How Attackers Bypass Multi-Factor Authentication

The cybersecurity industry spent years telling organizations to implement MFA as the single most impactful security control — and that advice was correct. But as MFA adoption grew, attackers evolved their techniques to defeat it. The three most prevalent MFA bypass techniques in use today are: real-time phishing proxy attacks (adversary-in-the-middle, or AiTM), where attackers sit between the victim and the legitimate service, relaying credentials and session tokens in real time to bypass MFA without the victim realizing anything is wrong; MFA fatigue attacks, where attackers who already have credentials flood a victim’s authenticator app with push notifications until the victim approves one out of frustration or confusion; and SIM swapping, where attackers socially engineer mobile carriers into transferring a victim’s phone number to an attacker-controlled SIM, defeating SMS-based MFA entirely. Tools like Evilginx2 and Modlishka have made AiTM attacks accessible to attackers without advanced technical skills, and documented campaigns against Microsoft 365, Okta, and numerous enterprise environments demonstrate that MFA bypass is no longer theoretical.

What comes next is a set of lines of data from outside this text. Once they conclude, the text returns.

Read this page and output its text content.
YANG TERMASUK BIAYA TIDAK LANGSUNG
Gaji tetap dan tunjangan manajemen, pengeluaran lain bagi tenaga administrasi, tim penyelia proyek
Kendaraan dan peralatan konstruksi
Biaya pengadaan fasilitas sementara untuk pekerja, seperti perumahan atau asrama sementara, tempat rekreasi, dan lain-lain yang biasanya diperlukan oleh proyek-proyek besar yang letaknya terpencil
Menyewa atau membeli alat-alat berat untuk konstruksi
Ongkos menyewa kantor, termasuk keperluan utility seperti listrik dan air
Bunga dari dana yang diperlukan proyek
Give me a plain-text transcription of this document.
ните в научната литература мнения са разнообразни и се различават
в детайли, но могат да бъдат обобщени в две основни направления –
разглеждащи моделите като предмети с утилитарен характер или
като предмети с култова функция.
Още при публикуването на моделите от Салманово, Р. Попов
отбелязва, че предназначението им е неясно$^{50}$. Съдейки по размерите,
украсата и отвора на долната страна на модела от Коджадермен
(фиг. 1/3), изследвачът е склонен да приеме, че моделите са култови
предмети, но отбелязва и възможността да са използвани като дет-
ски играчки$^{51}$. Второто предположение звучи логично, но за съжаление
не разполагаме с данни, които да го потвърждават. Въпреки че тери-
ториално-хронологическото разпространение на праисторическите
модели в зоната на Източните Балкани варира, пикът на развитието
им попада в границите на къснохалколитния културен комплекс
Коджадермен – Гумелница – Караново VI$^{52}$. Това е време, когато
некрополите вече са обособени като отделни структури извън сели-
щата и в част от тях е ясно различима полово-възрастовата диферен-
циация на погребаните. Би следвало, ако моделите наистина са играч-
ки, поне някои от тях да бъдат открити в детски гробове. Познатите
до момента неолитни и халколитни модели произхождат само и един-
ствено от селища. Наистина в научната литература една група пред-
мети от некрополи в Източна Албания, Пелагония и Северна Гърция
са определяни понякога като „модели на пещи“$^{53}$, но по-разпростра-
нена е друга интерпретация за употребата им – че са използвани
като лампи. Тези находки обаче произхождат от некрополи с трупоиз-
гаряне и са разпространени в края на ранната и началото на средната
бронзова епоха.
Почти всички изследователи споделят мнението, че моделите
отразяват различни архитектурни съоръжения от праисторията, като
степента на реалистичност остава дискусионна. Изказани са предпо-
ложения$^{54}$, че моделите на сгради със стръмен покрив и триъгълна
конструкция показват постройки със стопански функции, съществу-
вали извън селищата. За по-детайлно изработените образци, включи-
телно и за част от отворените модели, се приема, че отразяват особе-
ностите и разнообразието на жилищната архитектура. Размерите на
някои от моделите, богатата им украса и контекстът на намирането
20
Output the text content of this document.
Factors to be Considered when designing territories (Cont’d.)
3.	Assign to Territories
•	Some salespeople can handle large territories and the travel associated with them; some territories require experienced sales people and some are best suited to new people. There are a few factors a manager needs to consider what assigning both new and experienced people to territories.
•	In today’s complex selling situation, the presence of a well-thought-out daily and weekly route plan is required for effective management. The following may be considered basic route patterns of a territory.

MFA Fatigue Attacks — What They Are and Why They Work

MFA fatigue (also called MFA push bombing) exploits the human element of push-based authentication. When an attacker has compromised a user’s password — through phishing, credential stuffing, or data breach exposure — they attempt to log in repeatedly, triggering a flood of push notifications to the victim’s authenticator app. Many victims, especially those who aren’t security-aware, interpret the flood of unexpected prompts as a technical glitch and eventually approve one to make it stop. Others approve the notification accidentally during a busy moment. The Uber breach in 2022 was executed largely through MFA fatigue — an attacker combined stolen credentials with persistent WhatsApp messages impersonating IT support to get an employee to approve the MFA push. The fix for MFA fatigue is straightforward: use number matching (the app displays a code that must match what’s shown on the login screen) and additional context (location, application name) in push notifications. Microsoft and Google Authenticator both support these features. Organizations still using simple approve/deny push notifications should upgrade their MFA configuration immediately.

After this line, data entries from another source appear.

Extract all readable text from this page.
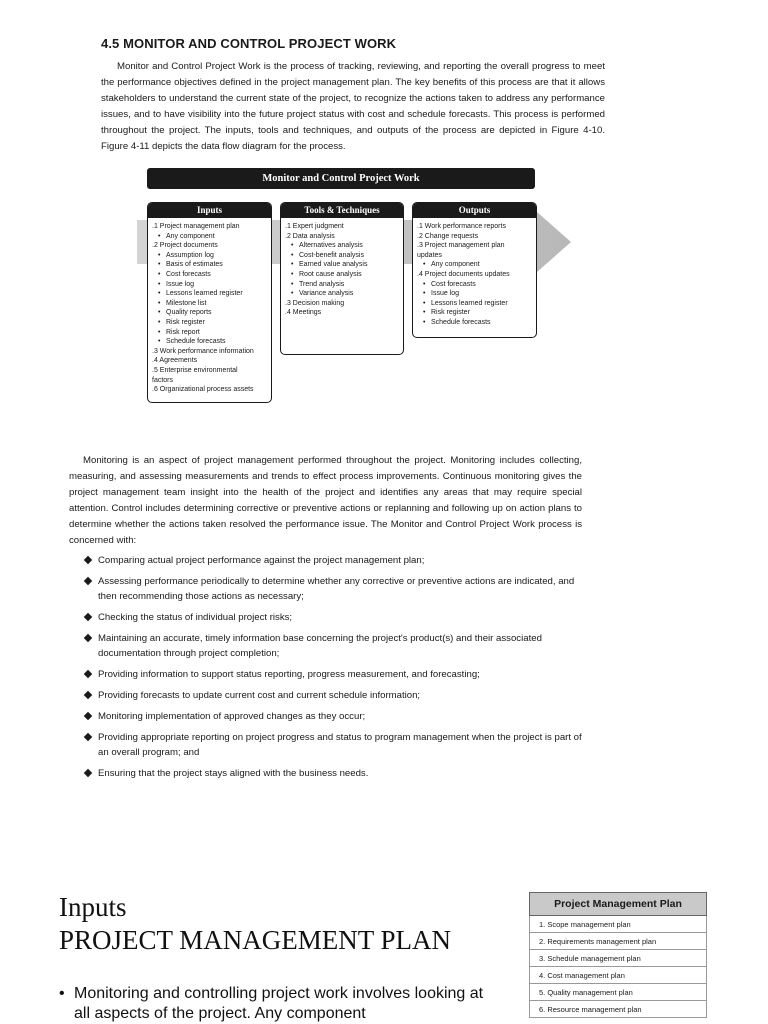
4.5 MONITOR AND CONTROL PROJECT WORK
Monitor and Control Project Work is the process of tracking, reviewing, and reporting the overall progress to meet the performance objectives defined in the project management plan. The key benefits of this process are that it allows stakeholders to understand the current state of the project, to recognize the actions taken to address any performance issues, and to have visibility into the future project status with cost and schedule forecasts. This process is performed throughout the project. The inputs, tools and techniques, and outputs of the process are depicted in Figure 4-10. Figure 4-11 depicts the data flow diagram for the process.
Monitor and Control Project Work
Inputs
.1 Project management plan
• Any component
.2 Project documents
• Assumption log
• Basis of estimates
• Cost forecasts
• Issue log
• Lessons learned register
• Milestone list
• Quality reports
• Risk register
• Risk report
• Schedule forecasts
.3 Work performance information
.4 Agreements
.5 Enterprise environmental
factors
.6 Organizational process assets
Tools & Techniques
.1 Expert judgment
.2 Data analysis
• Alternatives analysis
• Cost-benefit analysis
• Earned value analysis
• Root cause analysis
• Trend analysis
• Variance analysis
.3 Decision making
.4 Meetings
Outputs
.1 Work performance reports
.2 Change requests
.3 Project management plan
updates
• Any component
.4 Project documents updates
• Cost forecasts
• Issue log
• Lessons learned register
• Risk register
• Schedule forecasts
Monitoring is an aspect of project management performed throughout the project. Monitoring includes collecting, measuring, and assessing measurements and trends to effect process improvements. Continuous monitoring gives the project management team insight into the health of the project and identifies any areas that may require special attention. Control includes determining corrective or preventive actions or replanning and following up on action plans to determine whether the actions taken resolved the performance issue. The Monitor and Control Project Work process is concerned with:
Comparing actual project performance against the project management plan;
Assessing performance periodically to determine whether any corrective or preventive actions are indicated, and then recommending those actions as necessary;
Checking the status of individual project risks;
Maintaining an accurate, timely information base concerning the project's product(s) and their associated documentation through project completion;
Providing information to support status reporting, progress measurement, and forecasting;
Providing forecasts to update current cost and current schedule information;
Monitoring implementation of approved changes as they occur;
Providing appropriate reporting on project progress and status to program management when the project is part of an overall program; and
Ensuring that the project stays aligned with the business needs.
Inputs
PROJECT MANAGEMENT PLAN
• Monitoring and controlling project work involves looking at all aspects of the project. Any component
Project Management Plan
1. Scope management plan
2. Requirements management plan
3. Schedule management plan
4. Cost management plan
5. Quality management plan
6. Resource management plan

What “Defense in Depth” Actually Means

Defense in depth is the security principle that no single control should be relied upon as the only thing standing between an attacker and your critical assets. It’s not about buying more products — it’s about designing your security architecture so that defeating one layer doesn’t mean compromising everything. In practice, this means layering preventive controls (MFA, EDR, email filtering), detective controls (SIEM, behavioral analytics, cloud security monitoring), and responsive controls (incident response procedures, automated isolation capabilities, backup and recovery). Each layer assumes the others might fail. An attacker who bypasses your MFA still has to defeat your EDR. One who defeats your EDR still has to evade your behavioral monitoring. One who evades monitoring still has to work around your network segmentation before reaching your most sensitive assets. Defense in depth doesn’t prevent all breaches — it limits the blast radius when they occur and improves your ability to detect and respond quickly.

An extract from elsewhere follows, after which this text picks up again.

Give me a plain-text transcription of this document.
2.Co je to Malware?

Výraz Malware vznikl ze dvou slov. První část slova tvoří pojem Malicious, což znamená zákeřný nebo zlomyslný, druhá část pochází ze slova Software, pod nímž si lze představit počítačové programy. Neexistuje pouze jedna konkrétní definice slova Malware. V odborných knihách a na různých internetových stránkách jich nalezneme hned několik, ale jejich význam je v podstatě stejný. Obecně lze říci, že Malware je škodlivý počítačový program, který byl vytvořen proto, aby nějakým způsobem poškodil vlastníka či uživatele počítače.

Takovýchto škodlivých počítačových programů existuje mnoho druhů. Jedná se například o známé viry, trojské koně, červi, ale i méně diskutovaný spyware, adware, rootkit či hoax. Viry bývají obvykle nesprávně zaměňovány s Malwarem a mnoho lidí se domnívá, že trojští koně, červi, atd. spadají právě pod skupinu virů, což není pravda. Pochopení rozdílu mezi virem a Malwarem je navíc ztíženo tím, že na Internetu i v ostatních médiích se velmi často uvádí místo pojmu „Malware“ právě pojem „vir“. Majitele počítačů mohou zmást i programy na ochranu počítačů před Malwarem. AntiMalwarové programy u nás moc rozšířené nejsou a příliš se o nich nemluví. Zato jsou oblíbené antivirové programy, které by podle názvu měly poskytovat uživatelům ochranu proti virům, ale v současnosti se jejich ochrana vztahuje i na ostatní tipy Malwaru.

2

Building a Layered Security Stack on a Budget

• Identity layer: Phishing-resistant MFA (FIDO2/passkeys or certificate-based auth where possible), conditional access policies, privileged access management
• Endpoint layer: EDR on all managed devices, disk encryption, MDM for policy enforcement, regular patching
• Email layer: Advanced anti-phishing, DMARC/DKIM/SPF, attachment sandboxing, link rewriting
• Network layer: DNS filtering (blocks malicious domains before connections are made), firewall with outbound inspection, network segmentation
• Data layer: Encryption at rest and in transit, DLP controls on sensitive data, access controls with least privilege
• Detection layer: Centralized logging, cloud security monitoring, anomaly detection, regular vulnerability scanning
• Recovery layer: Immutable backups, tested recovery procedures, documented IR plan

The One Security Control That Supports Everything Else

If you had to identify the single control that amplifies the effectiveness of every other security investment, it’s visibility — specifically, centralized logging and monitoring. You cannot investigate an incident you can’t see. You cannot detect a breach that generates no alerts. You cannot measure the effectiveness of your controls without data. A basic SIEM or log aggregation capability — whether that’s Microsoft Sentinel, Splunk, or even a well-configured cloud-native logging setup — gives you the foundation to detect MFA bypass attempts, endpoint anomalies, lateral movement, and data exfiltration that would otherwise go unnoticed. Small businesses that invest in detection capability consistently have shorter breach dwell times and lower total incident costs than those that invest exclusively in prevention. Prevention eventually fails. Detection and response determine how bad it gets when it does.